The union between a man and a woman is sacred, a coveted bond fostered by family and society. The purpose the union serves is not only for bearing children, but to create a long-lasting mutual dependence for perpetuating the familial lineage, and thereby mankind, with cultural, spiritual, and other factors at stake. Ideally such unions cannot be sacrificed -once they are formed and a pact has been decreed between the couple, there cannot be any physical or spiritual force that divides them. Emotions may disrupt the union and give way to infidelity, yet if the union is sound to begin with, if the canons written by man and woman are well-founded and just, such potential scenarios should not cause distress as being probable. The man and the woman must relentlessly be confident that their bond of promise and trust cannot be severed, that the family’s integrity will not be deprecated.
But why is it essential that the union be enforced by law and rite? Surely if a bond has been consummated by a man and a woman and the understandings of mutual dedication have been laid forth, no law or symbolic ritual will have any relevance. The term “marriage” holds lawful connotations that compel a couple to bind together as a unit decreed as being valid by the state in which the man and woman reside. For arguably thousands of years bonds have been sealed by governing bodies-political, religious, or both. The custom of marriage is thus dictated by society, it is a concept that came to fruition by societal bodies in order to dissuade immorality and convey supreme significance in the sacred union. In the early days of intellectual mankind marriage perhaps served as a commitment to the tribe to which the couple belonged, that children would be born to strengthen the tribe against foreign nations and ensure the longevity of the race. But in modern times, cross-race interaction is becoming a diminishing threat to society as cultural as well as religious divides are being decimated despite conflict created to oppose that reality. Transportation and communication facilitate international integration which will only progress, perpetually melding and homogenizing the human race. The relevance of religion and law in the certification of the personal union will slowly fade and the symbolic concept of marriage will wither as a result. The titles of husband and wife will revert simply to man and woman.

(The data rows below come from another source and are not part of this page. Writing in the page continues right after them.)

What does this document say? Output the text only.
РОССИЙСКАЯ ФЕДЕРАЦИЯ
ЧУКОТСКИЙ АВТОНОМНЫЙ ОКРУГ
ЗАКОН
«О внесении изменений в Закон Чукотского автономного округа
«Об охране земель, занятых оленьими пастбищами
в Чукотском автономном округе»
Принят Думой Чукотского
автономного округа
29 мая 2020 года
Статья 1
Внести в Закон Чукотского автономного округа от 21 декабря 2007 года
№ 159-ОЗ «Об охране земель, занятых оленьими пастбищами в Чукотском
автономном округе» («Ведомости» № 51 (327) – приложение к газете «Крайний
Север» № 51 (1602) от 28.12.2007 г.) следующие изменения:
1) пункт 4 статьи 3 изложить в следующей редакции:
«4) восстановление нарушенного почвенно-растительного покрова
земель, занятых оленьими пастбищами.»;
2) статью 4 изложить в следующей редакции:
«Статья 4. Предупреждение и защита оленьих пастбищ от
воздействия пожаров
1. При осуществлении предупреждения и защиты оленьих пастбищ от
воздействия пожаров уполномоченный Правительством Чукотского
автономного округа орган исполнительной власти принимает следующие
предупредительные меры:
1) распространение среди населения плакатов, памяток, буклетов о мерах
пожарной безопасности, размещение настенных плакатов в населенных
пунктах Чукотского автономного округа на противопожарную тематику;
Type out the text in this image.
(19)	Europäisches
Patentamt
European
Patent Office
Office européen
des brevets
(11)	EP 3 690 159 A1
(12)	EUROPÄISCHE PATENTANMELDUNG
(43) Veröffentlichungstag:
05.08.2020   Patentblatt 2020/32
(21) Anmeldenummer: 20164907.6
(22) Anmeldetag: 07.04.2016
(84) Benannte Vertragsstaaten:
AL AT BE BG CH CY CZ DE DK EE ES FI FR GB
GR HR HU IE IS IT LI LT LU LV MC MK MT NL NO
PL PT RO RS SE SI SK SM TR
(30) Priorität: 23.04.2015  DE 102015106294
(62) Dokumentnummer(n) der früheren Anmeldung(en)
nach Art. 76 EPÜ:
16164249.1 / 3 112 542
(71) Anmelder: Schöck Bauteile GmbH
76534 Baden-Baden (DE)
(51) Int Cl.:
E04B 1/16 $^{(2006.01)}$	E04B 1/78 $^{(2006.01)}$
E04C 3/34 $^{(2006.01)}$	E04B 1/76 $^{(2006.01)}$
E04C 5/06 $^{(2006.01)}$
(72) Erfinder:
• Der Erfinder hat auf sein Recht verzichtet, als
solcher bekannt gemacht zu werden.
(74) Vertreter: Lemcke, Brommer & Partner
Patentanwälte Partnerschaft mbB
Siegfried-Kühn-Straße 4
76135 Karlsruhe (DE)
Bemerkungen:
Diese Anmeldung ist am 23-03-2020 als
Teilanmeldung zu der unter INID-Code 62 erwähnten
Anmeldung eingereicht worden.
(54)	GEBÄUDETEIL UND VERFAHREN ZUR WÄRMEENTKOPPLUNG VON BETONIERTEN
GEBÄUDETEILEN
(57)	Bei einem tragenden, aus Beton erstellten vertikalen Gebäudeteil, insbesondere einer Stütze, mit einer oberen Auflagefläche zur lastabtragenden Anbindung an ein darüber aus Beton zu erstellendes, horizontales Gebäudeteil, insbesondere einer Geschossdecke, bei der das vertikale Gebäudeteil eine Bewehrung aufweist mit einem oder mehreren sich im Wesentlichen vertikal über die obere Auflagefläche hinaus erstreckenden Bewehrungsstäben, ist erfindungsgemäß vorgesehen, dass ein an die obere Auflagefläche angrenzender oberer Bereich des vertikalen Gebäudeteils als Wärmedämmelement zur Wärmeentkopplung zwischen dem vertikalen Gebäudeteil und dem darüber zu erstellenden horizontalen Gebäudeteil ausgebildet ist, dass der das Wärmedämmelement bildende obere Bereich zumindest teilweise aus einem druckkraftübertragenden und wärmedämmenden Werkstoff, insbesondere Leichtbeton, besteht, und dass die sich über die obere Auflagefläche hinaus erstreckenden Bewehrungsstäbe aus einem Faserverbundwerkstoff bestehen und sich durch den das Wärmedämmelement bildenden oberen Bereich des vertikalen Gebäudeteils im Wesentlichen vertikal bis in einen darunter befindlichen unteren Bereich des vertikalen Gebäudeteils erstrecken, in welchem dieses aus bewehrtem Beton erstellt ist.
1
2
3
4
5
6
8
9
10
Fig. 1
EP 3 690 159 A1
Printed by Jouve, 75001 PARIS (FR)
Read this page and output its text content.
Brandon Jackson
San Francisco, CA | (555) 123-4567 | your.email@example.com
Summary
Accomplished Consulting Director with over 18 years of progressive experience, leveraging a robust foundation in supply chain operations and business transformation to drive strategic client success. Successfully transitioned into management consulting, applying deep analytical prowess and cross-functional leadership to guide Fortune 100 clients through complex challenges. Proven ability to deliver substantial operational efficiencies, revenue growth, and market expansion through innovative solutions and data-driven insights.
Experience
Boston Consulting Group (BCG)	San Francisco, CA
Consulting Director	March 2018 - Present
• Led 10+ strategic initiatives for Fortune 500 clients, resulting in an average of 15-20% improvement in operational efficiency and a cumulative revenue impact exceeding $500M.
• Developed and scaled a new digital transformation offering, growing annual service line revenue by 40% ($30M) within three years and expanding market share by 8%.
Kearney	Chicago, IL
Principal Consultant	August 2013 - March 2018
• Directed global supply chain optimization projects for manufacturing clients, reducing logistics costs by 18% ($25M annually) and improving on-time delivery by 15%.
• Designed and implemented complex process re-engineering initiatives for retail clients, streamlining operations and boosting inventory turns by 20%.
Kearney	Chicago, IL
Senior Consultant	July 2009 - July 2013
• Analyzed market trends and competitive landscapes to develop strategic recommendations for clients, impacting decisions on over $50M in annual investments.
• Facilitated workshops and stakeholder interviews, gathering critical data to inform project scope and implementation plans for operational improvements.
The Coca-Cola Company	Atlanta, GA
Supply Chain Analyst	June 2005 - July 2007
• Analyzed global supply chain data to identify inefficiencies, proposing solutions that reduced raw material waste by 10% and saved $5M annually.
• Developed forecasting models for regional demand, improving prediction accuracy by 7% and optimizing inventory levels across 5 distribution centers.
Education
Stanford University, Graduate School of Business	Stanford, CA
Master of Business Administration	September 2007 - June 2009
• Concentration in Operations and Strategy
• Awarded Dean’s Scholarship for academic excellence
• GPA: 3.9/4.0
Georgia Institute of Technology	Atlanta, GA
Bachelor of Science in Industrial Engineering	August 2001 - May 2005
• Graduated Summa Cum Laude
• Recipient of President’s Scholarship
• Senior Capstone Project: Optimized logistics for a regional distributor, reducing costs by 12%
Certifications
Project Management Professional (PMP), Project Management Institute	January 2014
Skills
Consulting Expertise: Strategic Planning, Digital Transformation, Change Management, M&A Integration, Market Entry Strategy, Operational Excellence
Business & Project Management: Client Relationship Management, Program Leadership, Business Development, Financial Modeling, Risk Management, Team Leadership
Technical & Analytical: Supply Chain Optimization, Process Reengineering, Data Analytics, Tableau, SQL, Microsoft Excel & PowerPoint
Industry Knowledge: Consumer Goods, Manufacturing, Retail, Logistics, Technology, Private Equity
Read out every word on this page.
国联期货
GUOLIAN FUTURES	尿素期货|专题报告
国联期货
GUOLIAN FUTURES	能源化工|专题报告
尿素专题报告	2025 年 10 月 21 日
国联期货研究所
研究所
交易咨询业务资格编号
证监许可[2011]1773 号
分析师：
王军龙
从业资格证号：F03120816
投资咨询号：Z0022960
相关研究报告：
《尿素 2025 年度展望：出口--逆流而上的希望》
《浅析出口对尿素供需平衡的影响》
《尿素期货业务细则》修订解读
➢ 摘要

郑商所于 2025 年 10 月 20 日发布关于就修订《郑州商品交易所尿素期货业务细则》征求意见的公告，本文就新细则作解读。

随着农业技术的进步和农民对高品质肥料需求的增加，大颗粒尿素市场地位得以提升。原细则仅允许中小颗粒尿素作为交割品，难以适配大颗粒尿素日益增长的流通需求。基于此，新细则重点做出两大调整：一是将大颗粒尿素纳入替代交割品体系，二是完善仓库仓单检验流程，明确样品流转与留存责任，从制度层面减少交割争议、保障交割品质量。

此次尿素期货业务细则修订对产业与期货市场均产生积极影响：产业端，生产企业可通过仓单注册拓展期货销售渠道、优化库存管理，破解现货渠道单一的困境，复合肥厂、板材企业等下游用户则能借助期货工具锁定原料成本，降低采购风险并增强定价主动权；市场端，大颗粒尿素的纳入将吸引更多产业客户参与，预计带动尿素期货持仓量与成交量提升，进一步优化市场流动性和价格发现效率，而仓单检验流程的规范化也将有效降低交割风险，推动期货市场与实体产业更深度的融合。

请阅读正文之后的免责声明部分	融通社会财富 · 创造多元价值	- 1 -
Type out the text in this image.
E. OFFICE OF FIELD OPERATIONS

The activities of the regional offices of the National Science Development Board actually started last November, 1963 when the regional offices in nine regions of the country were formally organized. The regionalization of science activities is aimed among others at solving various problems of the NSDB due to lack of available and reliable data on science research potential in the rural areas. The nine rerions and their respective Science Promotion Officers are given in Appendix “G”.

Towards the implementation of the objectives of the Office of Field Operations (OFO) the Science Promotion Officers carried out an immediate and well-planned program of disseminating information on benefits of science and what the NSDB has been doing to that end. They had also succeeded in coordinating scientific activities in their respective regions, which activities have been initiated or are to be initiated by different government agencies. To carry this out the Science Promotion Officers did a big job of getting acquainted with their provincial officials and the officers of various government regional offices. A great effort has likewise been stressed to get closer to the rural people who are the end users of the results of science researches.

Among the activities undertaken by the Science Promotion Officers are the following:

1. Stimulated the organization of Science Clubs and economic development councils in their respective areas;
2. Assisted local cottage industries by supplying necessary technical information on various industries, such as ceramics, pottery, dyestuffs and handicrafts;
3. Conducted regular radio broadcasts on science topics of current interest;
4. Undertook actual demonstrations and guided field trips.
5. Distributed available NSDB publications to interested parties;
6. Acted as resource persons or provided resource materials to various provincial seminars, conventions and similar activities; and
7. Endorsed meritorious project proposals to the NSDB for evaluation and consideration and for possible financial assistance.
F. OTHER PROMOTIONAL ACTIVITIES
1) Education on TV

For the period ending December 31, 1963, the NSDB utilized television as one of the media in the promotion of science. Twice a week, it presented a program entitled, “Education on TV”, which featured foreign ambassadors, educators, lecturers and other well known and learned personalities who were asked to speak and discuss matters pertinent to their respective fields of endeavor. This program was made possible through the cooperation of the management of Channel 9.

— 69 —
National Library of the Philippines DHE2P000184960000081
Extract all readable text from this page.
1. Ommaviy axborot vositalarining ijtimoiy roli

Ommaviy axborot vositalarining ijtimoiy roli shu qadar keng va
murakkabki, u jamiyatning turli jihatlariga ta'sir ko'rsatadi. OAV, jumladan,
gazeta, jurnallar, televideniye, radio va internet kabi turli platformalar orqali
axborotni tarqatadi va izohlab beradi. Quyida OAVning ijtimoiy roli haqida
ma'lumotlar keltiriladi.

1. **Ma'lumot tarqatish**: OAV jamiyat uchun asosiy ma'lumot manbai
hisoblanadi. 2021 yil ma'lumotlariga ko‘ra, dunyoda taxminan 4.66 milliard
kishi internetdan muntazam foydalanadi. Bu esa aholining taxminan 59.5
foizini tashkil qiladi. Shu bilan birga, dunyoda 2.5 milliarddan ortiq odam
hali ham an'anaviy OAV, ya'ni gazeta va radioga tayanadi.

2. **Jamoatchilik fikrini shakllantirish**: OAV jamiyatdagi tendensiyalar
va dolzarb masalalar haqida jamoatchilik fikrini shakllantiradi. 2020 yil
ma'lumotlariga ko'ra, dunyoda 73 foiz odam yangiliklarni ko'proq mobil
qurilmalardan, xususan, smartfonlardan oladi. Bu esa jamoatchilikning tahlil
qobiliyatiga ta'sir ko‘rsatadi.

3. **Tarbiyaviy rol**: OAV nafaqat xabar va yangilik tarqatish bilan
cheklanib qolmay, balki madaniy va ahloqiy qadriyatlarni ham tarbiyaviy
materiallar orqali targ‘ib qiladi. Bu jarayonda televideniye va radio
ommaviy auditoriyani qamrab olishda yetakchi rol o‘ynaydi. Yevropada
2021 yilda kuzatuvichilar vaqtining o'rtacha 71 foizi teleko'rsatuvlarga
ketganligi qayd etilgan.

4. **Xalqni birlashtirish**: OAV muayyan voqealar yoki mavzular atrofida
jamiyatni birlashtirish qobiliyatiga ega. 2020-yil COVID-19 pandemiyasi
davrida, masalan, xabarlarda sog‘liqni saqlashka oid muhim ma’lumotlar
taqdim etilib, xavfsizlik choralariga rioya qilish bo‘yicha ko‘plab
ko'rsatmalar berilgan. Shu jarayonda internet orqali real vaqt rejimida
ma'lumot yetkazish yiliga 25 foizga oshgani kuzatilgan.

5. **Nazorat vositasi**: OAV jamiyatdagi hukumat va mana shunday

Given the modern times we live in and understanding the potentially imminent breakdown of religious divisions, the ideology behind marriage, that is the religious and lawful properties of the union, will possess less and less significance. The linkage must first and foremost be enforced by the couple entering that sublime cooperation in a private agreement which cannot be compromised by any external or interpersonal conflicts. The understandings of the relevance of the pact must be mutual between the man and the woman, while law and rite should not be essential in validating the bond. If the couple cannot come to terms with their commitment to the relationship itself and to each other, the union should not and cannot be forged in the first place. The decision lies upon the man and the woman to determine their own fate, to form the family structure, and perpetuate man’s existence. Such a union cannot be limited by terminology, and the state or institution should not demand how the bond is to be realized. Government and deity worship must have no influence on the union, as it is a sacred entity for the duo who wish the fruition of eternal codependence, to travel along the path of existence harmoniously with grace, fortified by immortal faith.